訪日客2000万人突破、16年より45日早く アジアが増
観光庁の田村明比古長官は20日の記者会見で、訪日客が9月15日時点で2千万人を突破したことを明らかにした。これまでは団体旅行が多かったアジアの人たちが個人でも日本を訪れるようになり、前年よりも45日早い突破となったという。個人客向けの外国語案内が乏しいなどの課題も浮上。政府は出国税を検討するなど、増える訪日客への対応を急ぐ。
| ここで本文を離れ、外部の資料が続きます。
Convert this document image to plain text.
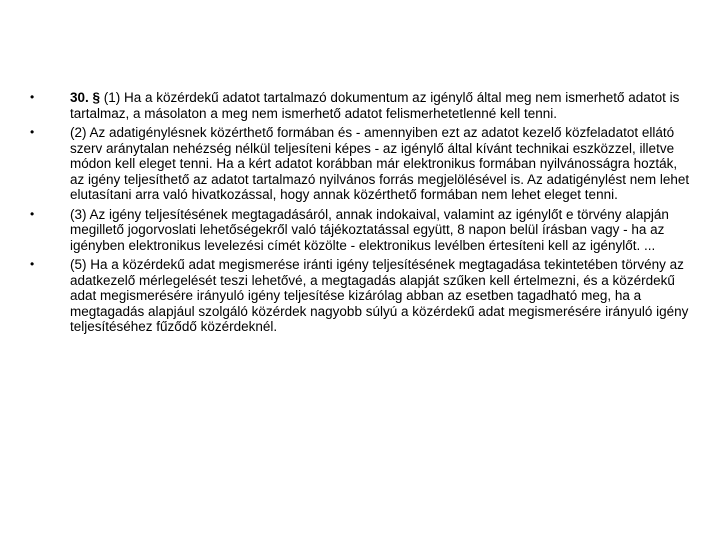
•	30. § (1) Ha a közérdekű adatot tartalmazó dokumentum az igénylő által meg nem ismerhető adatot is tartalmaz, a másolaton a meg nem ismerhető adatot felismerhetetlenné kell tenni.
•	(2) Az adatigénylésnek közérthető formában és - amennyiben ezt az adatot kezelő közfeladatot ellátó szerv aránytalan nehézség nélkül teljesíteni képes - az igénylő által kívánt technikai eszközzel, illetve módon kell eleget tenni. Ha a kért adatot korábban már elektronikus formában nyilvánosságra hozták, az igény teljesíthető az adatot tartalmazó nyilvános forrás megjelölésével is. Az adatigénylést nem lehet elutasítani arra való hivatkozással, hogy annak közérthető formában nem lehet eleget tenni.
•	(3) Az igény teljesítésének megtagadásáról, annak indokaival, valamint az igénylőt e törvény alapján megillető jogorvoslati lehetőségekről való tájékoztatással együtt, 8 napon belül írásban vagy - ha az igényben elektronikus levelezési címét közölte - elektronikus levélben értesíteni kell az igénylőt. ...
•	(5) Ha a közérdekű adat megismerése iránti igény teljesítésének megtagadása tekintetében törvény az adatkezelő mérlegelését teszi lehetővé, a megtagadás alapját szűken kell értelmezni, és a közérdekű adat megismerésére irányuló igény teljesítése kizárólag abban az esetben tagadható meg, ha a megtagadás alapjául szolgáló közérdek nagyobb súlyú a közérdekű adat megismerésére irányuló igény teljesítéséhez fűződő közérdeknél.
日本政府観光局が同日発表した8月の訪日客数は前年同月比21%増の247万人だった。中国が21%増の81万人と単月ベースで過去最高を更新して全体を押し上げた。1~8月の総計は1891万人となり、前年同期比18%増えた。現状では、年間3千万人弱のペースで推移。政府は東京五輪の2020年に4千万人の誘致をめざしている。
8月に中国が増えたのは個人客とクルーズ船の増加が主因だ。個人がビザを取得するケースが増えている。クルーズ船は今年前半には空席も目立ったが、最近は満席が多いという。韓国は35%増の62万人、香港も24%増の19万人。航空便の増加が寄与し、10カ国・地域が前年同月比2ケタ増となった。
田村長官は「訪日客は順調に増えているが、レベルの高い課題が生じている」と指摘した。訪日客が個人客にシフトしたことで、新たな観光インフラの問題が出ている。団体客ならば大型バスなどで移動し、地下鉄や駅の表示を気にすることは少ない。ただ個人の場合は看板が複数の言語でないと困るケースが多く、駅員などとのコミュニケーションも骨が折れる。
こうした課題に対して、観光庁は観光拠点を整備する新しい財源として出国税を検討している。年末までに方向性を示す予定だが、日本人も対象に含めるかなどの難しい論点が残る。